Yesterday I went to the grocery store with my older son. He’s seven. We were in the frozen foods section, more specifically, I was perusing the ice cream concoctions trying to pick something that really sang to me. As my son waited for me to chose, he looked at the magazine rack.

“Mom, there’s so many magazines about Michael Jackson. Why?”

“He just died, sweetie, and when someone dies they usually do stories about them.”

“Why so many stories though?”

I went on to explain that Michael Jackson had died young, and unexpectedly, and that he had been a star for a long time so a lot of people were curious about him. We were keeping it simple, still. Then he pointed to one of the magazine covers with a recent picture of Jackson, post, post, post-surgery but before the surgical masks.

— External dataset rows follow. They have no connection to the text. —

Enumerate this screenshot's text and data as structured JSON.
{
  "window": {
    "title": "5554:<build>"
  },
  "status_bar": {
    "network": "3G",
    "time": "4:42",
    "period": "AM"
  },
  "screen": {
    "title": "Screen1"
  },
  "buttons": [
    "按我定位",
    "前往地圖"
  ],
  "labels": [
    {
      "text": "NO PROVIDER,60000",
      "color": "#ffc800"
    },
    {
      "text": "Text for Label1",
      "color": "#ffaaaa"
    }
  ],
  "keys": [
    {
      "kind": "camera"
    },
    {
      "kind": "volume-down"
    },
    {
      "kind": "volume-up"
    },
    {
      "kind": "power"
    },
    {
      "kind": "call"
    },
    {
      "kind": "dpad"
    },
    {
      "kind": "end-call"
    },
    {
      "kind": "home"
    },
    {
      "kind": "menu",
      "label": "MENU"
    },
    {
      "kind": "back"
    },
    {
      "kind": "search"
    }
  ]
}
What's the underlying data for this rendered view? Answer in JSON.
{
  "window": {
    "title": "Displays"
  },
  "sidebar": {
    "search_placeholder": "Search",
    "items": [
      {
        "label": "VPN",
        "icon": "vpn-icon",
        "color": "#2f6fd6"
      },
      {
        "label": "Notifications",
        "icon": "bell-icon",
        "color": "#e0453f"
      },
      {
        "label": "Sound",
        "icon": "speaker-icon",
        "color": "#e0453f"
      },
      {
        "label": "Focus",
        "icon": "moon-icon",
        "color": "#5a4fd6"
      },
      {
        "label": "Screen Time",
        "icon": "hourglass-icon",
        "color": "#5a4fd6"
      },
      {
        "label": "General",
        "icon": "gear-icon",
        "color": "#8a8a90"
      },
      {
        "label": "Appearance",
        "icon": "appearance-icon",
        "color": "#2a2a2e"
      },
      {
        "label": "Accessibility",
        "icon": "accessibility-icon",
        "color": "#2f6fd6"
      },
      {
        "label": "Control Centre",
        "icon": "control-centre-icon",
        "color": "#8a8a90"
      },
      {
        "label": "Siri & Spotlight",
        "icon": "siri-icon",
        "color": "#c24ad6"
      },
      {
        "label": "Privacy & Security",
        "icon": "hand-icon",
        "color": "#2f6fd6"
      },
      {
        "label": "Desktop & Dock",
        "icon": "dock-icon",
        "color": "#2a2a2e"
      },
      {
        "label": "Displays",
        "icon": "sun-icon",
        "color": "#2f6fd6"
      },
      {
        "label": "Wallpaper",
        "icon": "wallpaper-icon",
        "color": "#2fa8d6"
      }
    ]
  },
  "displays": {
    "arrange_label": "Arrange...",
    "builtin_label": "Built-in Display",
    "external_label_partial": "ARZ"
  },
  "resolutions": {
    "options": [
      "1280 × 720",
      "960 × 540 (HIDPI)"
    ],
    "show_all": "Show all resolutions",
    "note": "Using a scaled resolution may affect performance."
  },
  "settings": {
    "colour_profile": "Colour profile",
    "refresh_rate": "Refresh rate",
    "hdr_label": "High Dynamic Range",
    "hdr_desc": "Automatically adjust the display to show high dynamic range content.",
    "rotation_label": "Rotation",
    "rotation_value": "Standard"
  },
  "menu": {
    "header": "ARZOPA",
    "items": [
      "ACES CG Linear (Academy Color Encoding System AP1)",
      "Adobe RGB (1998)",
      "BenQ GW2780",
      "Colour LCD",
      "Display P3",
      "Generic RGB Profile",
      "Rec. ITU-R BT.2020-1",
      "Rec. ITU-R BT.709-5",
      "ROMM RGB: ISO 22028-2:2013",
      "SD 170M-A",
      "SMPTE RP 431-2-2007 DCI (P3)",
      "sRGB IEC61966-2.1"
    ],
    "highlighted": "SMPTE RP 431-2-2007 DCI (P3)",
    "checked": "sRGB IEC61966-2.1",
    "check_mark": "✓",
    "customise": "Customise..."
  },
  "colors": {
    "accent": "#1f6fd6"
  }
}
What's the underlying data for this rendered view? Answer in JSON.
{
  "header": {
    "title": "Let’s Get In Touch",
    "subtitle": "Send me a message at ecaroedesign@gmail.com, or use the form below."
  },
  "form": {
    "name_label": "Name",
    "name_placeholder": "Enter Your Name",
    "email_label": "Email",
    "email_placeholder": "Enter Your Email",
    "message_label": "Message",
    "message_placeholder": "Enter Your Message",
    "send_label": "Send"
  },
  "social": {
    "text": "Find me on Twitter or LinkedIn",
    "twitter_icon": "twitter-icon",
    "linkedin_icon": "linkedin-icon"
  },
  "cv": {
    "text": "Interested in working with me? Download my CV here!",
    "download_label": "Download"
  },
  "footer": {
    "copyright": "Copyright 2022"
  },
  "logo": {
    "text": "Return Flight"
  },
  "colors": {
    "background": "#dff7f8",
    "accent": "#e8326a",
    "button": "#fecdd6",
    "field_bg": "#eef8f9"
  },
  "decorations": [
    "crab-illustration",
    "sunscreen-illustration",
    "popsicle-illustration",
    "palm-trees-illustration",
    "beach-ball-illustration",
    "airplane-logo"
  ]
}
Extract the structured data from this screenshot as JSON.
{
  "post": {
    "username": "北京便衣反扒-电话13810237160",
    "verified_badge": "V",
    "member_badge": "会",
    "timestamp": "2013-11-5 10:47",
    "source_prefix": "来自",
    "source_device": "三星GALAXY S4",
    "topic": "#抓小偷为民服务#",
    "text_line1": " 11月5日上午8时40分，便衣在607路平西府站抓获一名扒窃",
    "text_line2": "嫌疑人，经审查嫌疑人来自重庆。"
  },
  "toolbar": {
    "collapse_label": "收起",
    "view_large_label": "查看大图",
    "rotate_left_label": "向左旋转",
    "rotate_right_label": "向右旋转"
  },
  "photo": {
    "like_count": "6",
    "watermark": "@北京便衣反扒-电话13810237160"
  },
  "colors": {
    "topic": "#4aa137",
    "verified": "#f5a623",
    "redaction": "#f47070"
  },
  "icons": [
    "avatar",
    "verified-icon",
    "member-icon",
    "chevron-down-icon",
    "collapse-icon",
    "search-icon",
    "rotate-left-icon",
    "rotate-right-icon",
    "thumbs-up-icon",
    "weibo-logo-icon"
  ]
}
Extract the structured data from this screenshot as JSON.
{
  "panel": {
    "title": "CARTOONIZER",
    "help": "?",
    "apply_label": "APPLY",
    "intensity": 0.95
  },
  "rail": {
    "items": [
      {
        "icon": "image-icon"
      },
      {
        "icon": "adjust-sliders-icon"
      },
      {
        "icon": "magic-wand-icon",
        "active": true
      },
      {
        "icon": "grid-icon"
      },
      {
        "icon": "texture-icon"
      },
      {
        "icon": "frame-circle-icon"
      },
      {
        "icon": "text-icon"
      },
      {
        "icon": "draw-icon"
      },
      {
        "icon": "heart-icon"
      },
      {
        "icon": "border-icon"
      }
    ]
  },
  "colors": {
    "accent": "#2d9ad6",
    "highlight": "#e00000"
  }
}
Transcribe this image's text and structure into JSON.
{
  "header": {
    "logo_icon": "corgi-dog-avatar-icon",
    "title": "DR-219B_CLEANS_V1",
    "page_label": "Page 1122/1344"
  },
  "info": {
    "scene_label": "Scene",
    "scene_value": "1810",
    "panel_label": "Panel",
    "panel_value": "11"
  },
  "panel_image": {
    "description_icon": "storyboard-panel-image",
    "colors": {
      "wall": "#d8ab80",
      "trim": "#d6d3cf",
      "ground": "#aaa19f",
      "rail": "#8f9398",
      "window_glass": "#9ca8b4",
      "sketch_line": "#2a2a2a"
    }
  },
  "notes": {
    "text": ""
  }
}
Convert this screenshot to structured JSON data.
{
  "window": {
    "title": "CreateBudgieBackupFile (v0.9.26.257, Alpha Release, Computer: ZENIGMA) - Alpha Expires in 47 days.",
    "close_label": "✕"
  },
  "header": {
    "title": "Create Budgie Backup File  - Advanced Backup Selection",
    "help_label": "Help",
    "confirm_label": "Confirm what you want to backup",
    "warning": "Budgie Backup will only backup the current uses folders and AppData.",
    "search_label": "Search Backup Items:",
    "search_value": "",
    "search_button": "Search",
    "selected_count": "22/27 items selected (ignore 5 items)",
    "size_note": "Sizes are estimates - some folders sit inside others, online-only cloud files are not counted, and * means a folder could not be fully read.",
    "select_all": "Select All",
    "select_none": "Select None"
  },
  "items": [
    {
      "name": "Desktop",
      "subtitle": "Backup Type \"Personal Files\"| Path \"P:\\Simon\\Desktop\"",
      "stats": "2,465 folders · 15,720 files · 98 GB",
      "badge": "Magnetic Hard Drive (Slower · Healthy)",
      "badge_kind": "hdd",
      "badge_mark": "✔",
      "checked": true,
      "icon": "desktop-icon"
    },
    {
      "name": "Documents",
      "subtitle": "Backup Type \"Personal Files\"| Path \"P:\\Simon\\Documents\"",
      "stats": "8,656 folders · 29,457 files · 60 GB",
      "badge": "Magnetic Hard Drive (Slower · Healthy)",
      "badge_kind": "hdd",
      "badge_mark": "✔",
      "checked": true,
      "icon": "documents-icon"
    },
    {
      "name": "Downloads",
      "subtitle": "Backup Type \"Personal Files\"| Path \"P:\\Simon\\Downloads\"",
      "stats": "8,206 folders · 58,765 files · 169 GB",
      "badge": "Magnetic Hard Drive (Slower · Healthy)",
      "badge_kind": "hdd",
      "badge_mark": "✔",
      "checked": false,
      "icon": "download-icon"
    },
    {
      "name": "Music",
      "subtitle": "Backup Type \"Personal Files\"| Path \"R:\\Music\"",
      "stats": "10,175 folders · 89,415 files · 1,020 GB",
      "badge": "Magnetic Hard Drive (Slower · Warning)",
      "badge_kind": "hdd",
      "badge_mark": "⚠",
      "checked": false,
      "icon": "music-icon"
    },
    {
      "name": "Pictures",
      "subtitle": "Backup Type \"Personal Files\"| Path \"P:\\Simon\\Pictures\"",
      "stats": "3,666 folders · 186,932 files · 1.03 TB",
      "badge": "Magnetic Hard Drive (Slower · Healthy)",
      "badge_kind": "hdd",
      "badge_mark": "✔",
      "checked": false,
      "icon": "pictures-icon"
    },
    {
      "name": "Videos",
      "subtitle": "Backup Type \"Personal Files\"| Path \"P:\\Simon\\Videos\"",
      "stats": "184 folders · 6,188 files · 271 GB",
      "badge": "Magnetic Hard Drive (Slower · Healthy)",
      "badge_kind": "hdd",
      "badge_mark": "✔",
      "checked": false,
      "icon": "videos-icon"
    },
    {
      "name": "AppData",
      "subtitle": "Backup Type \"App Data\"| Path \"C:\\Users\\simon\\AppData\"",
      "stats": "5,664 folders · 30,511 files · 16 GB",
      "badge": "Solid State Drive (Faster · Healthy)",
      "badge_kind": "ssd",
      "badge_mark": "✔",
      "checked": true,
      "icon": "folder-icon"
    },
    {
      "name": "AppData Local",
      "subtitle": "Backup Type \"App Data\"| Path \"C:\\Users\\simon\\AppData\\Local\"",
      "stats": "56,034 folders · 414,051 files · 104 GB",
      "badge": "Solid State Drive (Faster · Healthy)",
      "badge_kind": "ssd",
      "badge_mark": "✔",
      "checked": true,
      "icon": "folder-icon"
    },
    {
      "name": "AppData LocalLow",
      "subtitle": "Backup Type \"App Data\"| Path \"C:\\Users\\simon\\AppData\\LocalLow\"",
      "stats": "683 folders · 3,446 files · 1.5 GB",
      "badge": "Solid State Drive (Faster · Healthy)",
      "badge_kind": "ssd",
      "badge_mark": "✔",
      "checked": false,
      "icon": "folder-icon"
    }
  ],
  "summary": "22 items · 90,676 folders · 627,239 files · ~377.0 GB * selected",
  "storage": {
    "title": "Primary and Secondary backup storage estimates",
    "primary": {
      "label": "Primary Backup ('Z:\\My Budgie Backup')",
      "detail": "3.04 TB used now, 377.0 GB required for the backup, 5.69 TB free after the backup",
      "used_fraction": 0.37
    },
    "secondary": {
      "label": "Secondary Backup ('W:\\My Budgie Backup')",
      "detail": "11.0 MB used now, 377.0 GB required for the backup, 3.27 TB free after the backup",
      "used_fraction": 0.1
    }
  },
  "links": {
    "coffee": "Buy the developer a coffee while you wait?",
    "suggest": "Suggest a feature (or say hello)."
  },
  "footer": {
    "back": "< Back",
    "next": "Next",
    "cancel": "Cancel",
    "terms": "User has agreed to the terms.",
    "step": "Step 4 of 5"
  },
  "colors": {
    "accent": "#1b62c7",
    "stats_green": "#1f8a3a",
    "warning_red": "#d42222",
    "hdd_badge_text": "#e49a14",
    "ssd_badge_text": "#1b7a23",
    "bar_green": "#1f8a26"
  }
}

“Who’s this girl, Mom?” he asked, pointing to the photo of Jackson in a red shirt, perfectly coiffed hairdo, expertly shaped eyebrows, makeup just so.

“Honey, that’s him. That’s Michael Jackson.”

“He looks so strange. Like a girl, but also strange.”

I put the ice cream back in the freezer. We were going to be here awhile. I picked up one of the magazines and turned to a picture of Jackson as a young boy, probably not much older than my son is now. I showed him what Jackson had looked like as a boy. I explained that Jackson didn’t like how he looked, that he thought if he changed the way he looked, somehow he would be a better person, happier, more loved. So, he changed his face. I pointed to the nose and explained how Jackson had part of it cut off and reshaped.

“Like with scissors?”

“No sweetie, with special knives. He went to doctors and they did it.” He jumped back from the magazine, terror on his face.

“I know,” I said. “It seems crazy and it hurt a lot, but he thought it would make him happy, and it didn’t. He thought there was something wrong with his looks and if he changed them, he’d be happy.”

We went through the skin color, eyes, cheeks comparing the Michael Jackson I loved as a child, the boy who sang with perfect pitch “you and I must make a pact,” with the strange emaciated figure of recent years. I watched my thoughtful, intelligent son. When I sensed we had reached the saturation point; he had taken in all he could, I simply said “You know that who you are as a person is not about what you look like, right?” And he nodded forcefully. “It’s about who you are, what you do, how you treat people.” And he smiled.

It sounds so basic when you’re a kid. Remember in “Philadelphia,” when Denzel Washington’s character says “Now, explain it to me like I’m a four year old?” Well, the fact is, you can explain it that way no matter your age. It’s that simple. Michael Jackson is the absurd example; he was looking for happiness at the end of a scalpel. It’s not there.

And my wise son had the last word. “So, it’s like if you have curly hair, that’s OK or green eyes. But if you’re mean that’s not good. It’s better to help people. I like to help people.” And as we made our way to the check out, my son saw an older woman taking her groceries out of her cart and he offered to help her. And I think that’s beautiful.

Comments

  1. Theo is lucky to have a mama who is willing to be honest and break it down to what’s important when all she really wants to do is check out the ice cream aisle. Lovely J.K.

    Like

  2. This is sweet Jenny. Kids are so great at taking the ball and running with it.